I study the role of the negotiation protocol in two-issues bargaining between two players, in which the pie only exists if both players contribute to its creation. The issues are the fraction of the pie, and the second is the pie itself, modeled as which project to choose. I examine three protocols–simultaneous, sequential, and incomplete bargaining–and show that the protocol does not play any role if the contribution cost of one player is high enough. I provide conditions under which the protocol plays a role and describe the equilibrium. I apply the model to discuss the allocation of control rights in early projects financed by venture capital.
I study a bargaining model between two players with endogenous probability of recognition and surplus. At each period they can make two types of effort: productive effort, that increases the surplus, and unproductive effort, which affects the probability of being recognized as the proposer. With convex effort cost players increase the surplus for some periods before ending the game. I characterize how the advantages of each player affect the effort decisions over time. I show that advantages in the unproductive effort affect the provision of both types of effort, but advantages in the productive effort only affect the effort decision regarding the productive effort. Different time preferences only affect productive efforts if the probability of recognition is not persistent, and both types of effort if it is.
Threat and Commitment in Adversarial Bargaining: Experimental Evidence (with Lucas Rentschler)

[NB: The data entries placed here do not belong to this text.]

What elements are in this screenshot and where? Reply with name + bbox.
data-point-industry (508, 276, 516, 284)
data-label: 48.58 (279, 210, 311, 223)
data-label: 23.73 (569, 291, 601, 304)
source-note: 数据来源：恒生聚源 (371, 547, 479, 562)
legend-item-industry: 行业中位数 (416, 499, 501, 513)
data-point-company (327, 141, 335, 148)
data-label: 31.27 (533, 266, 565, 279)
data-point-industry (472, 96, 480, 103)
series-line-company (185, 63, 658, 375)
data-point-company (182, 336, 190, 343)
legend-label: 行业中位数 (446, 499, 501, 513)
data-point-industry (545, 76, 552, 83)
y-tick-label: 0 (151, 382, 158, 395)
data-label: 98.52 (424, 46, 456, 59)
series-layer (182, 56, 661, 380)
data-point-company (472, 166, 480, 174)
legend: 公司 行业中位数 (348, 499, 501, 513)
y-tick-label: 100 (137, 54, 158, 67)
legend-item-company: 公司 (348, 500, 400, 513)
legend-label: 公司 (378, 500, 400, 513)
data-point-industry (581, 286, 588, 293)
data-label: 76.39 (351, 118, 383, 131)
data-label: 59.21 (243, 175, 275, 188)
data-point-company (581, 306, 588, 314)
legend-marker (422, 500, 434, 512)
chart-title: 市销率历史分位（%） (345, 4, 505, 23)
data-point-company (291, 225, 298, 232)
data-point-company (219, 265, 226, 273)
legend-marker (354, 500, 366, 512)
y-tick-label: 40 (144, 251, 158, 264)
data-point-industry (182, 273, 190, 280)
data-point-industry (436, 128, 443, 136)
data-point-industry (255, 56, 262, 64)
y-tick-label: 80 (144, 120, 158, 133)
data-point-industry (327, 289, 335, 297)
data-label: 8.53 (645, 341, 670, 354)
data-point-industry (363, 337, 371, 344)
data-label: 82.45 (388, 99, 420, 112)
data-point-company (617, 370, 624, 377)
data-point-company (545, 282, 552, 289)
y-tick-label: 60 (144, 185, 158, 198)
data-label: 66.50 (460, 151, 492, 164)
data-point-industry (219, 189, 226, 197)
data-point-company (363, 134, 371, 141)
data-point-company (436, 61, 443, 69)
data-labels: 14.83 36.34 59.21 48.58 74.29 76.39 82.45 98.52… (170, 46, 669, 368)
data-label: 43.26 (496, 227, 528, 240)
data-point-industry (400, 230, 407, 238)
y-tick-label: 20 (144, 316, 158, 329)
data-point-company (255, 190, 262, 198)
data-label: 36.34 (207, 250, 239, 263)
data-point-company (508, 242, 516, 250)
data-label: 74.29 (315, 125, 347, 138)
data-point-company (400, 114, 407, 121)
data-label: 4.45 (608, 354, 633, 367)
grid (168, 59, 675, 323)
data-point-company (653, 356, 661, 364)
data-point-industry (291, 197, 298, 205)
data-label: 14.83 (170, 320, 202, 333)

We experimentally study pre-commitment power's role in credible threatening in adversarial bargaining. A proposer demands payment from the responder, and if the responder rejects to pay, a conflict starts. Before the proposer makes the demand, she chooses the intensity of the conflict. A higher intensity makes both players worse off. The proposer is only partially committed to the intensity; if the conflict starts, she can reduce the intensity up to a fraction of it. In equilibrium, the proposer gains bargaining power by choosing an overly large intensity, which puts both players in a position of having a loss if the conflict starts. The data are qualitatively consistent with the theory. If pre-commitment power allows it, subjects choose a high intensity and tie their hands for the conflict. However, they chose a lower intensity than predicted. Although they gain bargaining power, it is not reflected in the payment they demand from the responder.